KM: Educationally… psychology has been a really helpful thing, and understanding people’s backgrounds, understanding certain triggers. It helped me learn how people might have certain traumas or certain cultural habits. This trip helped me in my understanding of how to interact
with them and how to serve them. Yeah, I would say psychology, and sociology actually, were really, really helpful for me in interacting with them and not causing too much cultural friction. I’d say that was helpful. As for me personally… I was very touched by people’s openness and
hospitality, inviting me into their homes, serving me tea or coffee even if they didn’t know who I was. That is such a warm aspect of culture that we don’t always get to see here because we’re always in a rush. They knew how to really see people and they had more of a collectivist culture where they moved as a unit. Less individualism… that was just very touching to see.
ST: So, for the last question: Community Service is something that we as a people and as a faith community can kind of learn from and grow from… is it something that you encourage and recommend? And how can we best immerse ourselves in service?
KM: I always thought of it as an intersection with people’s needs, like the world’s greatest needs, intersecting with your passion and your background and your culture. I guess, putting myself in this question and making it more personal, I felt like the Middle East was very fitting for me with my ministry background, my study of psychology, and with my culture, too.

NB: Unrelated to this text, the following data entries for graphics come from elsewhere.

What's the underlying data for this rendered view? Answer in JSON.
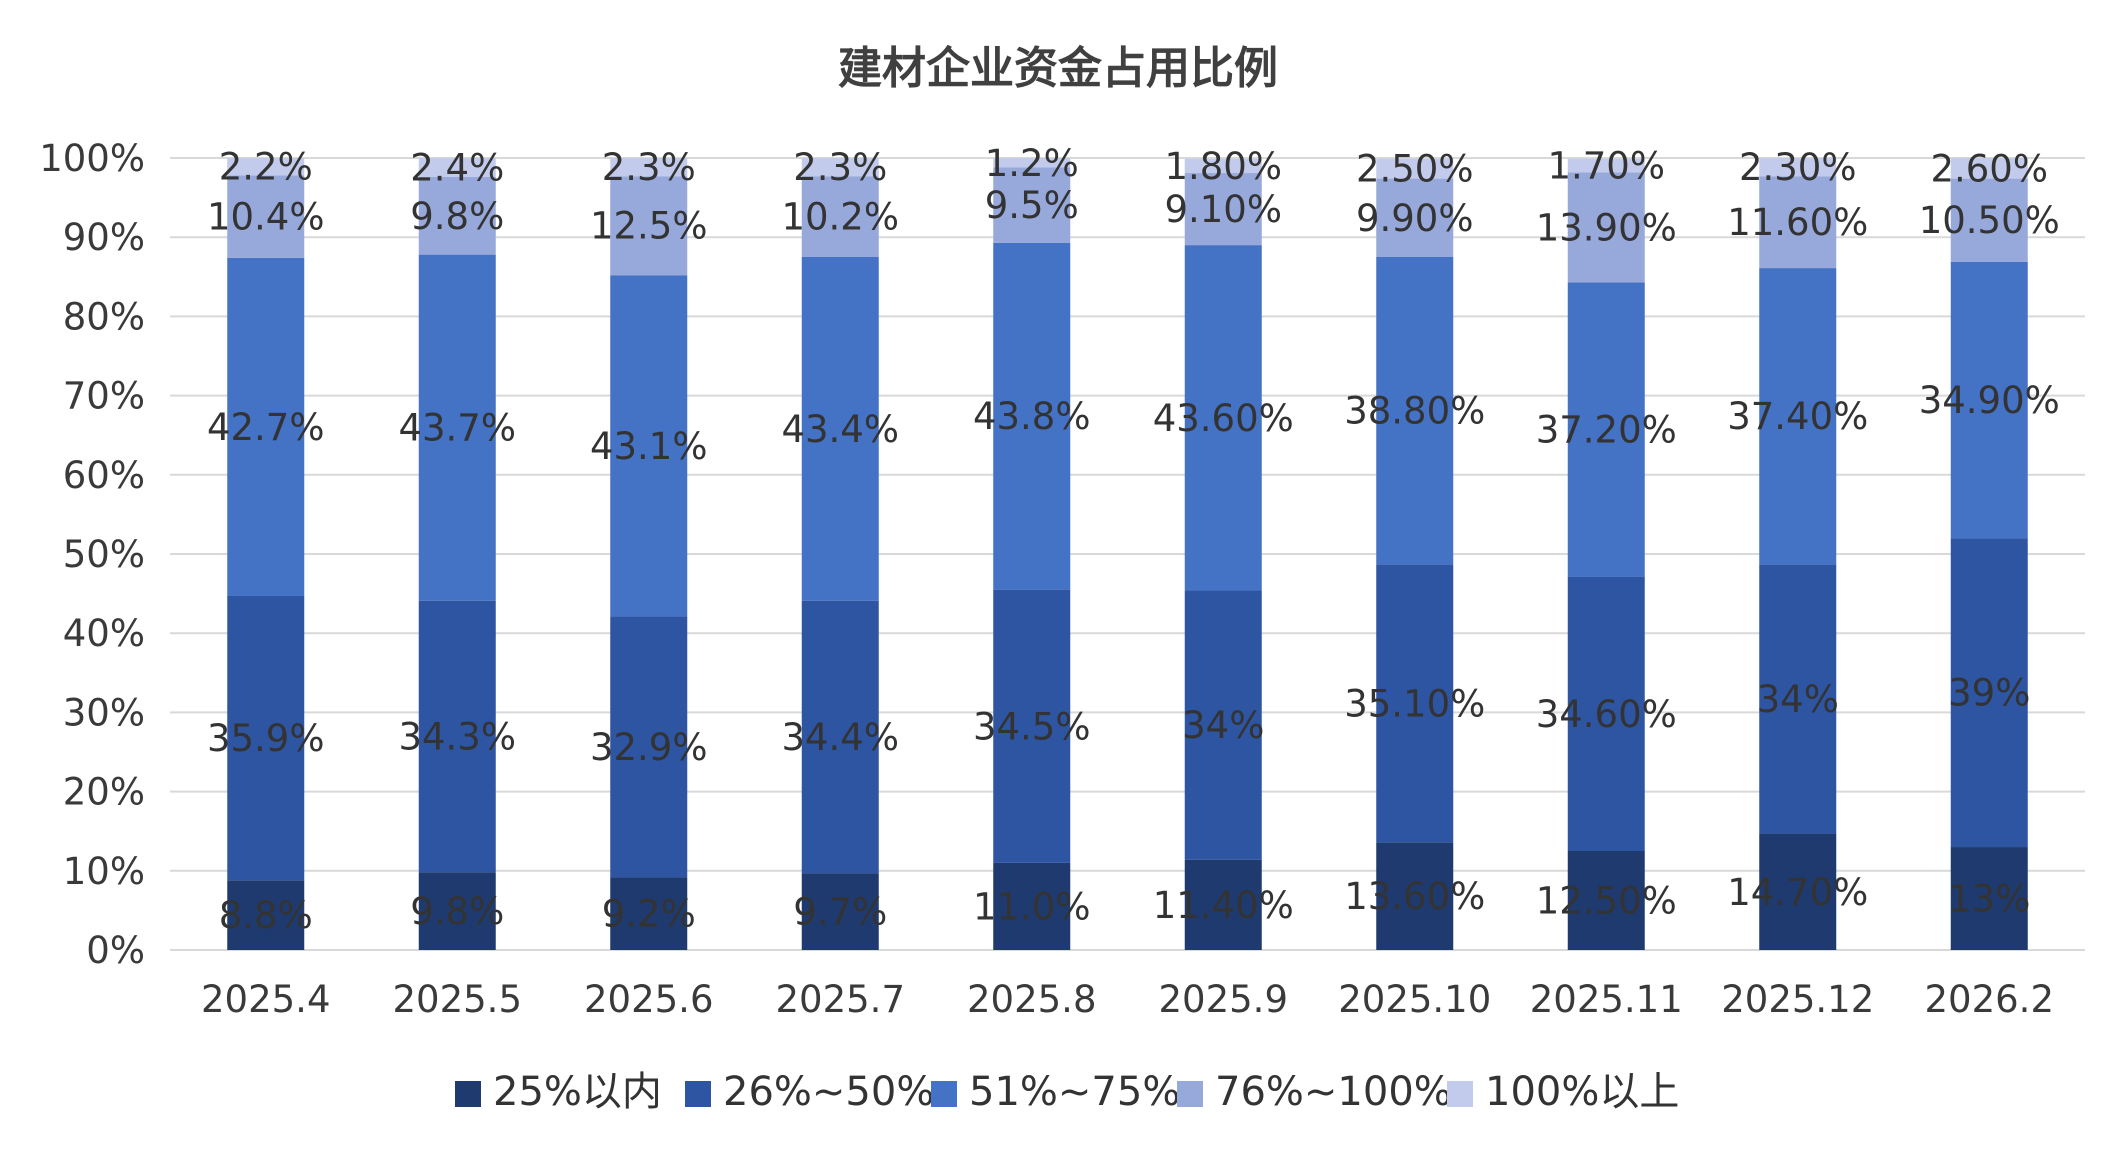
{
  "chart_data": {
    "type": "bar",
    "stacked": true,
    "title": "建材企业资金占用比例",
    "xlabel": "",
    "ylabel": "",
    "ylim": [
      0,
      100
    ],
    "y_ticks": [
      "0%",
      "10%",
      "20%",
      "30%",
      "40%",
      "50%",
      "60%",
      "70%",
      "80%",
      "90%",
      "100%"
    ],
    "grid": true,
    "legend_position": "bottom",
    "categories": [
      "2025.4",
      "2025.5",
      "2025.6",
      "2025.7",
      "2025.8",
      "2025.9",
      "2025.10",
      "2025.11",
      "2025.12",
      "2026.2"
    ],
    "series": [
      {
        "name": "25%以内",
        "color": "#1f3a6e",
        "values": [
          8.8,
          9.8,
          9.2,
          9.7,
          11.0,
          11.4,
          13.6,
          12.5,
          14.7,
          13
        ],
        "labels": [
          "8.8%",
          "9.8%",
          "9.2%",
          "9.7%",
          "11.0%",
          "11.40%",
          "13.60%",
          "12.50%",
          "14.70%",
          "13%"
        ]
      },
      {
        "name": "26%~50%",
        "color": "#2e55a2",
        "values": [
          35.9,
          34.3,
          32.9,
          34.4,
          34.5,
          34,
          35.1,
          34.6,
          34,
          39
        ],
        "labels": [
          "35.9%",
          "34.3%",
          "32.9%",
          "34.4%",
          "34.5%",
          "34%",
          "35.10%",
          "34.60%",
          "34%",
          "39%"
        ]
      },
      {
        "name": "51%~75%",
        "color": "#4472c4",
        "values": [
          42.7,
          43.7,
          43.1,
          43.4,
          43.8,
          43.6,
          38.8,
          37.2,
          37.4,
          34.9
        ],
        "labels": [
          "42.7%",
          "43.7%",
          "43.1%",
          "43.4%",
          "43.8%",
          "43.60%",
          "38.80%",
          "37.20%",
          "37.40%",
          "34.90%"
        ]
      },
      {
        "name": "76%~100%",
        "color": "#97a8da",
        "values": [
          10.4,
          9.8,
          12.5,
          10.2,
          9.5,
          9.1,
          9.9,
          13.9,
          11.6,
          10.5
        ],
        "labels": [
          "10.4%",
          "9.8%",
          "12.5%",
          "10.2%",
          "9.5%",
          "9.10%",
          "9.90%",
          "13.90%",
          "11.60%",
          "10.50%"
        ]
      },
      {
        "name": "100%以上",
        "color": "#c3cbec",
        "values": [
          2.2,
          2.4,
          2.3,
          2.3,
          1.2,
          1.8,
          2.5,
          1.7,
          2.3,
          2.6
        ],
        "labels": [
          "2.2%",
          "2.4%",
          "2.3%",
          "2.3%",
          "1.2%",
          "1.80%",
          "2.50%",
          "1.70%",
          "2.30%",
          "2.60%"
        ]
      }
    ]
  }
}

There was this blend and it never felt as if I was forcing myself into it. As for community service at this level, you also have to ensure that you are being open to learning, because I had to learn a lot of things from their culture. I was able to kind of connect all these things that I’ve already been trained and equipped in, and bring into my passion of serving these people. It really brought everything I had been working on and studying together, and it not only benefited my passion, but in turn, my soul.